Eventually, Prasanth and Song did find that molecular mechanism.
“Further downstream analyses demonstrated that MALAT1 modulates hypoxia-responsive splicing by facilitating the localization of a member of the splicing factor family of proteins — SR-family of splicing factors (SRSFs) — to nuclear speckles and by providing specificity to their interactions with pre-mRNA substrates,” Prasanth said. Nevertheless, the mechanistic basis of MALAT1-mediated control of this process remains unclear.
A productive collaboration with Rohit Pappu’s lab at Washington University led to the characterization of SRSF1-MALAT1 microphase condensates, which are required to maintain a critical concentration of SRSF1 near nuclear speckles for efficient pre-mRNA splicing.

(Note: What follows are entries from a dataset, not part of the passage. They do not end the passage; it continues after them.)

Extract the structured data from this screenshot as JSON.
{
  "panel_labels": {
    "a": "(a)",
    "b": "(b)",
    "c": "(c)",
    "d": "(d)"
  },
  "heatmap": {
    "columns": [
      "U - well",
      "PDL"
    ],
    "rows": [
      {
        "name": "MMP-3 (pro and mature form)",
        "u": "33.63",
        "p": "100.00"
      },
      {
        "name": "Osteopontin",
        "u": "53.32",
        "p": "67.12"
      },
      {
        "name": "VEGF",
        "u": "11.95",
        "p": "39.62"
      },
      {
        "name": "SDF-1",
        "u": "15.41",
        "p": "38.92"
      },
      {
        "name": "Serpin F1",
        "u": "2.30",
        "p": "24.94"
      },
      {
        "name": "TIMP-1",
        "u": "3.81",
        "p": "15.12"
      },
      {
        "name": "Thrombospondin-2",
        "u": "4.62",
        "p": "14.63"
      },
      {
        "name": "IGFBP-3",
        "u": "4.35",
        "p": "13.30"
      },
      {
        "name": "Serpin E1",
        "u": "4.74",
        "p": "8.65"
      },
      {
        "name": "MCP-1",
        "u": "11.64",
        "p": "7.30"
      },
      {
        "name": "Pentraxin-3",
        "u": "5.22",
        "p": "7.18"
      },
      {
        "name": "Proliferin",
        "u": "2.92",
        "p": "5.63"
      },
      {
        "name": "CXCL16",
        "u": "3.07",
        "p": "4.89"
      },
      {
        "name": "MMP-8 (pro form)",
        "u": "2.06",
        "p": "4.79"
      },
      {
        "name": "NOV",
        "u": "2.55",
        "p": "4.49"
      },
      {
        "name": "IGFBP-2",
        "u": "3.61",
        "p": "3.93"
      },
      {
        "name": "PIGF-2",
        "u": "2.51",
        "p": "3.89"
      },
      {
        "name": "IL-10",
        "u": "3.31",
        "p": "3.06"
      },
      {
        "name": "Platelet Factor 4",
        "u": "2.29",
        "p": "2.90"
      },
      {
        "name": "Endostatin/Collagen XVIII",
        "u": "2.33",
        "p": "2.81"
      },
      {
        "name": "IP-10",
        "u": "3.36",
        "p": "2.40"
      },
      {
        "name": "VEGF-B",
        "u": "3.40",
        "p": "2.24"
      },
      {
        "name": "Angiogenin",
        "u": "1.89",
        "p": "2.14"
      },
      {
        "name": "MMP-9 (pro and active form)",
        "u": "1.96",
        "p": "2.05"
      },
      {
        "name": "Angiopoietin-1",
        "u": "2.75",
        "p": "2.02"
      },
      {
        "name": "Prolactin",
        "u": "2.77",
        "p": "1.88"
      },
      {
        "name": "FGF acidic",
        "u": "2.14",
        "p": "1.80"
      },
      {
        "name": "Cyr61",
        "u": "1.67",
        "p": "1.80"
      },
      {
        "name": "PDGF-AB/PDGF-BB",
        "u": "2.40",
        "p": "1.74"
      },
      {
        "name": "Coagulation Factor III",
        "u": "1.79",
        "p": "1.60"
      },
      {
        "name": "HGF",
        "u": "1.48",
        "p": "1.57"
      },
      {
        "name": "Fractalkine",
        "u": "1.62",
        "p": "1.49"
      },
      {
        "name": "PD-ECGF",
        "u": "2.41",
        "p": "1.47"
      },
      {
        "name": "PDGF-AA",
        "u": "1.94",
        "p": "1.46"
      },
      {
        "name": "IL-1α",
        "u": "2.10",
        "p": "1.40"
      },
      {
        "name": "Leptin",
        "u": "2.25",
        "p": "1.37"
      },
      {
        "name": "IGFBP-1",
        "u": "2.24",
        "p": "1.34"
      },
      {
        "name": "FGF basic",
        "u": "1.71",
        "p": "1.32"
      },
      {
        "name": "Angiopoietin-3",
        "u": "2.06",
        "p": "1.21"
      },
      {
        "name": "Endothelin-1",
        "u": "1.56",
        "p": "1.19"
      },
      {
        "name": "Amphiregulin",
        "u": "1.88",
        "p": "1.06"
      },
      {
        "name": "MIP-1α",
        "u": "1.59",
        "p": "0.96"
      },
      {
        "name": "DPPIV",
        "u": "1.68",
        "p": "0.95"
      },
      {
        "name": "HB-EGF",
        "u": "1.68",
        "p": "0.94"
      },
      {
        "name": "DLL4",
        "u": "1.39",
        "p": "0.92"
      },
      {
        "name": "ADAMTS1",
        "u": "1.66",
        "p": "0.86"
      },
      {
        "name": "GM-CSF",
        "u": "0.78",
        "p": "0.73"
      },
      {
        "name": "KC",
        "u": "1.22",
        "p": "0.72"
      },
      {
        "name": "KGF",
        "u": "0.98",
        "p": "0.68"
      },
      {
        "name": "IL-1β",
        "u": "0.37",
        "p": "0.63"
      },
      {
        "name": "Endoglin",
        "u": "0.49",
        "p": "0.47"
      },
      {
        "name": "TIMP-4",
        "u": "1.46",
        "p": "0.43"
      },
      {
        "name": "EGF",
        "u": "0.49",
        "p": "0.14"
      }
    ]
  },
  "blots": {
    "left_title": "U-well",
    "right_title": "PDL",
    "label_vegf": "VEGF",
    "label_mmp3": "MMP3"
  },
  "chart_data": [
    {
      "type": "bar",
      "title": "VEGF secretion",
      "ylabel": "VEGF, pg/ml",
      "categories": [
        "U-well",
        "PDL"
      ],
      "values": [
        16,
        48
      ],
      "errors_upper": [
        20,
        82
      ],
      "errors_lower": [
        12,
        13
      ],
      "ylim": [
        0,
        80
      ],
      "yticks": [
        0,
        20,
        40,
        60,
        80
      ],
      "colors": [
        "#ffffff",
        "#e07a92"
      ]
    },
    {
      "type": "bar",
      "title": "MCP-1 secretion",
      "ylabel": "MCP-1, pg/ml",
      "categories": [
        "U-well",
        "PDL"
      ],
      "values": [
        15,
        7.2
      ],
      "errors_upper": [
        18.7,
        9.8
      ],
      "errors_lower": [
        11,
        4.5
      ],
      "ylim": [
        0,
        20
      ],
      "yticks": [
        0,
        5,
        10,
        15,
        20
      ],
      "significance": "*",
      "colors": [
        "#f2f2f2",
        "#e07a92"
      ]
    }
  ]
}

“Although MALAT1 was previously implicated in splicing regulation, we found that it drives the formation of SRSF1 microphase condensates,” Song said. “This process enhances the recruitment of SRSF1 to transcriptionally engaged RNA polymerase II, ultimately promoting efficient co-transcriptional RNA splicing.
“Understanding its mechanism could lead to future studies that focus on the downstream targets or interactors of MALAT1 or new therapeutic strategies based on its mechanism.” Ultimately, understanding the hypoxia response of cancer cells is crucial to understanding cancer physiology, she said.
Several labs in MCB contributed to the project. The Auinash Kalsotra lab in the Department of Biochemistry provided key insights into splicing factor-RNA interactions. The Erik Nelson lab in the Department of Molecular & Integrative Physiology conducted experiments in murine models to define the role of MALAT1 in cancer progression. In the Department of Cell & Developmental Biology, Andrew Belmont’s lab helped to map the spatial positioning of genes near speckles, and Supriya Prasanth’s lab also contributed in multiple experiments.
Prasanth also acknowledged the generous support from various funding agencies, including the National Institute of General Medical Sciences/National Institutes of Health, the National Science Foundation Science and Technology Center for Quantitative Cell Biology, the Advanced Research Projects Agency for Health, and the Cancer Center at Illinois.